Deadline reports that FremantleMedia is preparing a remake of To Tell The Truth, the lie-detection game show that first aired in 1956 and continued until 1978, with a few brief revivals since then. (The most recent iteration was a two-season affair hosted by John O’Hurley.) The Mark Goodson-produced, Bob Stewart-created format pits four witty celebrities against a panel of three guests, all of whom claim to be the same person with an unusual story or job—a professional alibi preparer, say, or a sleeping-position expert. The celebrities’ job is to question the guests to determine which one is actually who he or she claims to be.

Ex-NBC chairman Jeff Gaspin is spearheading the project, as he’s apparently a fan of the show. That’s good to hear, but this part of the Deadline writeup is less reassuring: “Eyed for primetime on the broadcast networks, the new To Tell The Truth is described as an update of the familiar format with a surprising new twist that adds action and suspense and raises the stakes.” Game show enthusiasts have seen “more action and suspense!!” grafted onto lighthearted, low-key classics before, and it rarely works out well.
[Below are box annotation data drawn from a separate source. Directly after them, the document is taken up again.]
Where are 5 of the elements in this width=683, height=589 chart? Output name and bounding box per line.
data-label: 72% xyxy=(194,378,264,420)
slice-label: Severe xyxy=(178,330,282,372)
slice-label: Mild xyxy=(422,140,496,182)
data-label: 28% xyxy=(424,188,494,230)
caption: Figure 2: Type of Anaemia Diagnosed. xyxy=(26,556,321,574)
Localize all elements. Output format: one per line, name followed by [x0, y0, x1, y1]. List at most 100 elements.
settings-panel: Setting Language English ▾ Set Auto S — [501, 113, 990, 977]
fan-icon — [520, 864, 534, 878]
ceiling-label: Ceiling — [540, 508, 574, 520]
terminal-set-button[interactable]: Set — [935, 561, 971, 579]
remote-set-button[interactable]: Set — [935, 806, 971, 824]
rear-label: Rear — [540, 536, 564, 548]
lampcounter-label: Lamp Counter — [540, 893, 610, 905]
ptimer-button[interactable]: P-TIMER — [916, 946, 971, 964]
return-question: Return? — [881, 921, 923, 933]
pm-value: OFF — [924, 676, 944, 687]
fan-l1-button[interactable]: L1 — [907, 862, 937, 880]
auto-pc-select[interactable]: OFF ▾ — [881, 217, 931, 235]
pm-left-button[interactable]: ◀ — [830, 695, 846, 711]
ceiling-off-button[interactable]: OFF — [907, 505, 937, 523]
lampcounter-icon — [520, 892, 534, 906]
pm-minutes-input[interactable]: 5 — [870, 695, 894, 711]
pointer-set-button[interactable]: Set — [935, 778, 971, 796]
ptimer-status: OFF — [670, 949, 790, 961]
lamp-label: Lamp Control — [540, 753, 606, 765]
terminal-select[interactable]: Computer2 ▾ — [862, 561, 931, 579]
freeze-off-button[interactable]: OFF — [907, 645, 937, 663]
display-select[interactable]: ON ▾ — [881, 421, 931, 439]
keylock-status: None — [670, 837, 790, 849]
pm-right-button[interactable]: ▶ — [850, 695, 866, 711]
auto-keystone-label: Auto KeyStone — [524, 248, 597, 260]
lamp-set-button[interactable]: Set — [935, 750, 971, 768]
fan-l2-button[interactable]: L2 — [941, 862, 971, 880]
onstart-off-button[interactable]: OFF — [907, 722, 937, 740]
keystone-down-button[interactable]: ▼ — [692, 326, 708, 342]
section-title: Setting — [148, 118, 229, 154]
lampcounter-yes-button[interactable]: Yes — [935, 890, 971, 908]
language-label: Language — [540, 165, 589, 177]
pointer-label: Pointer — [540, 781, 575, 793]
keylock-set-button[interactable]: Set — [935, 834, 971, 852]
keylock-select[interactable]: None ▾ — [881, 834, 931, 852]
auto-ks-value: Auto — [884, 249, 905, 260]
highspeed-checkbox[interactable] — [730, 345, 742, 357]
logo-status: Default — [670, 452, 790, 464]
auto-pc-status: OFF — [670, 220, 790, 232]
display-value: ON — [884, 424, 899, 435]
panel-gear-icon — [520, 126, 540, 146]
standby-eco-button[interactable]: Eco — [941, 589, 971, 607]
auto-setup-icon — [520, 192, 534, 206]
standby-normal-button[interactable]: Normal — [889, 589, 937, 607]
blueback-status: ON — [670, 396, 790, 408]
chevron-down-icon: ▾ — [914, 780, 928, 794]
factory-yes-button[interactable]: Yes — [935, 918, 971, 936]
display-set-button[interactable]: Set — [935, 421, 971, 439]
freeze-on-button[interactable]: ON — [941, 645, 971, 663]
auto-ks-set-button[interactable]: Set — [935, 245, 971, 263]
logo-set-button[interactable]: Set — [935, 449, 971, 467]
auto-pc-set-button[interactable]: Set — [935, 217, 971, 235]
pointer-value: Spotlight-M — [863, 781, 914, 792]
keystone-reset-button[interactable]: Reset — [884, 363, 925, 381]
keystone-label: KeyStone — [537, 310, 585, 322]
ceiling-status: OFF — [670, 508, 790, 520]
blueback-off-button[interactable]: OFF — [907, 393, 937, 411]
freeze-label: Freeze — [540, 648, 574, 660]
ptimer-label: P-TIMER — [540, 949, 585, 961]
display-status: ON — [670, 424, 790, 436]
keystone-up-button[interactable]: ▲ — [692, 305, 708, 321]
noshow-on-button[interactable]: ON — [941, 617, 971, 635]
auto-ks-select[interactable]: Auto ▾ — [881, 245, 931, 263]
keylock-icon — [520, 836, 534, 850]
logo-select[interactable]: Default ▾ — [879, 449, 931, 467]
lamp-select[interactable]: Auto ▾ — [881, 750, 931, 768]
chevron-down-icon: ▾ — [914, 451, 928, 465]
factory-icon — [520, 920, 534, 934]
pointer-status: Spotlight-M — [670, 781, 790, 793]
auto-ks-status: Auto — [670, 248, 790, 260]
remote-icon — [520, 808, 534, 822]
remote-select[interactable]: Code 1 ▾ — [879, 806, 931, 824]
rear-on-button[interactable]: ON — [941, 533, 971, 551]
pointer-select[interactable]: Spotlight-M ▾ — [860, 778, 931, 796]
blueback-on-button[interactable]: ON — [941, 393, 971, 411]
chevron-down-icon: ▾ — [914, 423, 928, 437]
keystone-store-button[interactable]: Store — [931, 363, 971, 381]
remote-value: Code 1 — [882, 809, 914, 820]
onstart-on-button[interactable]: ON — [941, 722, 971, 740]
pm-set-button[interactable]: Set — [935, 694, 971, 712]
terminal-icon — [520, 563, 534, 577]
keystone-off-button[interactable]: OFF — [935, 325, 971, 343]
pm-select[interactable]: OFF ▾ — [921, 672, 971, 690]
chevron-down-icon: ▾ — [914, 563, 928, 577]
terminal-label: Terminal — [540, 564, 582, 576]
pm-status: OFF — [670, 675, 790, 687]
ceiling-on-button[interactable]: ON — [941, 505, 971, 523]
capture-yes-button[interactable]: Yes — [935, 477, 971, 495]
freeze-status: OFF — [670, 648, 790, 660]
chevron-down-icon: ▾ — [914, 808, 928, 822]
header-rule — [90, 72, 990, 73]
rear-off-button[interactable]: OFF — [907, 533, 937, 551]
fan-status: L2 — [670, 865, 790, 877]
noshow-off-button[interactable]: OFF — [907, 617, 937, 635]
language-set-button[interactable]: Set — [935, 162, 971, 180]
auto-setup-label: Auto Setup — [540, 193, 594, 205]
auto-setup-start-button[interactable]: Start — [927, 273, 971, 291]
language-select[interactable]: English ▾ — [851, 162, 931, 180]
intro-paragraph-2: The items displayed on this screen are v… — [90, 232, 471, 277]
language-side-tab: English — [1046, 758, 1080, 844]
As mentioned above, To Tell The Truth has gone through a number of incarnations since it hit the CBS airwaves in 1956. The first edition was hosted by Bud Collyer, an emcee from the old guard of radio’s golden age. Here’s a 1964 edition with a quintessential original TTTT panel of Tom Poston, Peggy Cass, Orson Bean, and Kitty Carlise—plus John Le Carré makes an appearance in the second segment:

The original show went off the air in 1968, but it was immediately followed in 1969 by a syndicated version with new mod styling and a looser feel to match. The wonderfully affable Garry Moore hosted, and he helped make this the most enjoyable iteration of TTTT. Here’s an episode that features a startling opening and an even more startling jacket (on the person of Larry Blyden):

The 1990 NBC revival burned through hosts: The pilot was hosted by Richard Kline; Gordon Elliott was the first “official” host; football star Lynn Swann took over for Elliott; and Alex Trebek later took over for Swann. (This all took place in the course of one season—the show wasn’t renewed.) Compounding this game of musical emcee chairs, Trebek missed part of one taping session because his wife was giving birth, so producer Mark Goodson filled in:

(Goodson says in that episode that he’s never sat in the hosting spot before, but that’s not true—he must have forgotten this 1967 episode.)